HawkScan Test Info for Remote Code Execution - Shell Shock

Remote Code Execution - Shell Shock


Plugin Id: 10048 | CWE: 78


To remediate the vulnerability, it is recommended to update the Bash shell to a version that is not affected by the Shell Shock vulnerability. This can be done by following these steps:

  1. Identify the version of Bash: Check the current version of Bash running on the server by executing the following command:
    $ bash --version
  2. Update Bash: If the version is vulnerable, update Bash to a patched version. The specific steps to update Bash will depend on the operating system and package manager being used. Here are some examples:

    • Ubuntu/Debian: Update Bash using the apt package manager:
      $ sudo apt update
      $ sudo apt upgrade bash
    • CentOS/RHEL: Update Bash using the yum package manager:
      $ sudo yum update bash
    • MacOS: Update Bash using Homebrew:
      $ brew update
      $ brew upgrade bash
  3. Restart services: After updating Bash, it is recommended to restart any services or applications that rely on Bash to ensure the updated version is being used.

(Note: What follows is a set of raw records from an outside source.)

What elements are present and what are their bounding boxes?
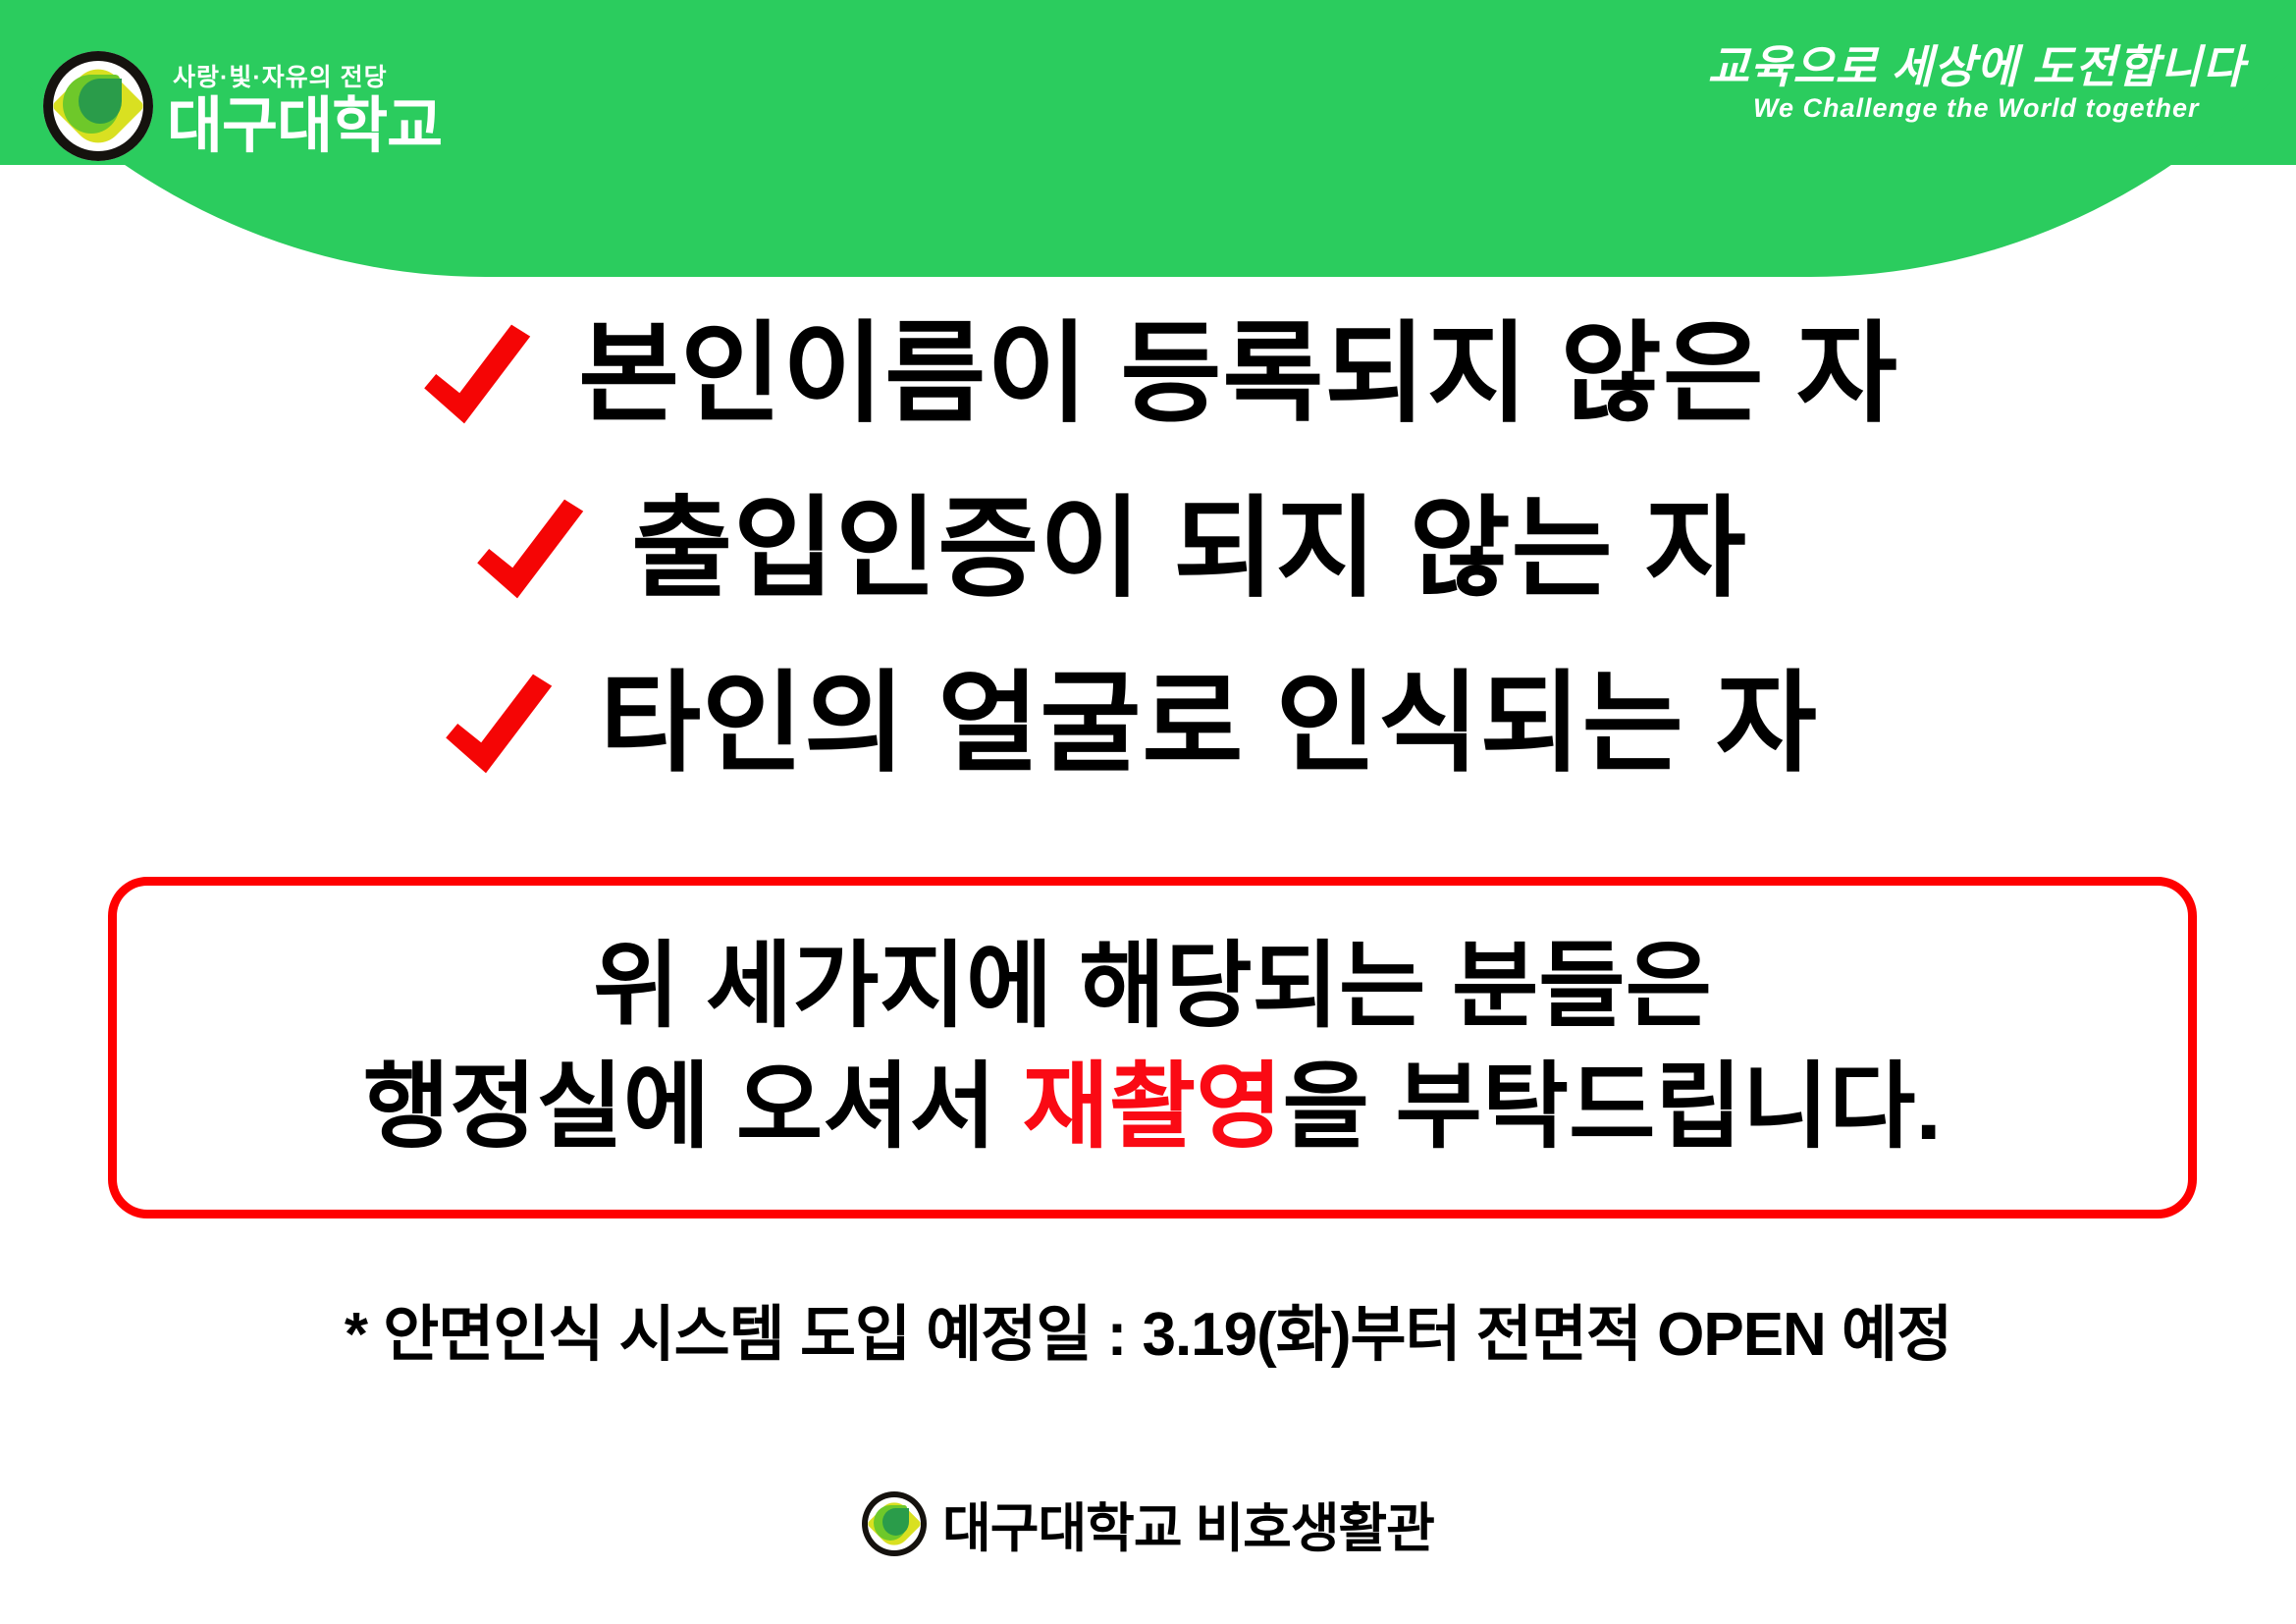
checklist-item-3-label: 타인의 얼굴로 인식되는 자 bbox=[600, 669, 1818, 779]
slogan-english: We Challenge the World together bbox=[1708, 94, 2245, 122]
poster-canvas: 사랑·빛·자유의 전당 대구대학교 교육으로 세상에 도전합니다 We Chal… bbox=[0, 0, 2296, 1624]
university-name: 대구대학교 bbox=[167, 96, 442, 157]
instruction-callout-box: 위 세가지에 해당되는 분들은 행정실에 오셔서 재촬영을 부탁드립니다. bbox=[108, 877, 2197, 1218]
checklist-item-1: 본인이름이 등록되지 않은 자 bbox=[0, 287, 2296, 461]
checklist-item-2: 출입인증이 되지 않는 자 bbox=[0, 461, 2296, 636]
checklist-item-3: 타인의 얼굴로 인식되는 자 bbox=[0, 636, 2296, 811]
daegu-university-seal-icon bbox=[862, 1491, 927, 1556]
university-slogan: 교육으로 세상에 도전합니다 We Challenge the World to… bbox=[1708, 43, 2245, 123]
footnote-schedule: * 안면인식 시스템 도입 예정일 : 3.19(화)부터 전면적 OPEN 예… bbox=[0, 1284, 2296, 1373]
checklist-item-1-label: 본인이름이 등록되지 않은 자 bbox=[578, 319, 1898, 429]
callout-line-1: 위 세가지에 해당되는 분들은 bbox=[593, 927, 1712, 1048]
footer-logo-lockup: 대구대학교 비호생활관 bbox=[0, 1485, 2296, 1562]
university-logo-lockup: 사랑·빛·자유의 전당 대구대학교 bbox=[43, 51, 442, 161]
logo-text-column: 사랑·빛·자유의 전당 대구대학교 bbox=[167, 66, 442, 161]
callout-line-2-suffix: 을 부탁드립니다. bbox=[1282, 1055, 1942, 1160]
red-checkmark-icon bbox=[439, 665, 557, 783]
daegu-university-seal-icon bbox=[43, 51, 153, 161]
slogan-korean: 교육으로 세상에 도전합니다 bbox=[1708, 43, 2245, 90]
callout-line-2-prefix: 행정실에 오셔서 bbox=[363, 1055, 1023, 1160]
checklist-item-2-label: 출입인증이 되지 않는 자 bbox=[631, 494, 1747, 604]
checklist-item-2-inner: 출입인증이 되지 않는 자 bbox=[470, 490, 1747, 608]
seal-dark-green-shape bbox=[882, 1508, 909, 1536]
checklist: 본인이름이 등록되지 않은 자 출입인증이 되지 않는 자 타인의 얼굴로 인식… bbox=[0, 287, 2296, 811]
callout-line-2: 행정실에 오셔서 재촬영을 부탁드립니다. bbox=[363, 1048, 1942, 1168]
checklist-item-3-inner: 타인의 얼굴로 인식되는 자 bbox=[439, 665, 1818, 783]
callout-highlight-rephoto: 재촬영 bbox=[1023, 1055, 1283, 1160]
seal-dark-green-shape bbox=[79, 79, 122, 124]
university-tagline: 사랑·빛·자유의 전당 bbox=[173, 66, 442, 90]
checklist-item-1-inner: 본인이름이 등록되지 않은 자 bbox=[417, 315, 1898, 433]
footer-organization-name: 대구대학교 비호생활관 bbox=[942, 1485, 1434, 1562]
red-checkmark-icon bbox=[470, 490, 588, 608]
red-checkmark-icon bbox=[417, 315, 535, 433]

The vulnerability known as “Shell Shock” refers to a security flaw in the Bash shell, a widely used command-line interpreter in Unix-based operating systems. This vulnerability allows remote attackers to execute arbitrary code on a server running a vulnerable version of Bash.

The vulnerability is caused by improper handling of environment variables in Bash, which allows an attacker to inject malicious code into these variables. When Bash is invoked, it processes these variables and executes the injected code, giving the attacker unauthorized access to the server.


The Shell Shock vulnerability poses significant risks to the security of a server. If exploited, an attacker can:

  • Execute arbitrary code: The attacker can execute any command or script on the server, potentially gaining full control over the system.

  • Access sensitive information: By executing commands, the attacker can access sensitive data stored on the server, such as user credentials, databases, or configuration files.

  • Spread malware: The attacker can use the vulnerability to install and execute malware on the server, compromising the integrity of the system and potentially spreading to other connected systems.

  • Launch further attacks: Once the attacker gains control over the server, they can use it as a launching pad for further attacks, such as launching DDoS attacks, distributing spam, or hosting malicious content.

It is crucial to promptly remediate the Shell Shock vulnerability to mitigate these risks and ensure the security of the server and its data.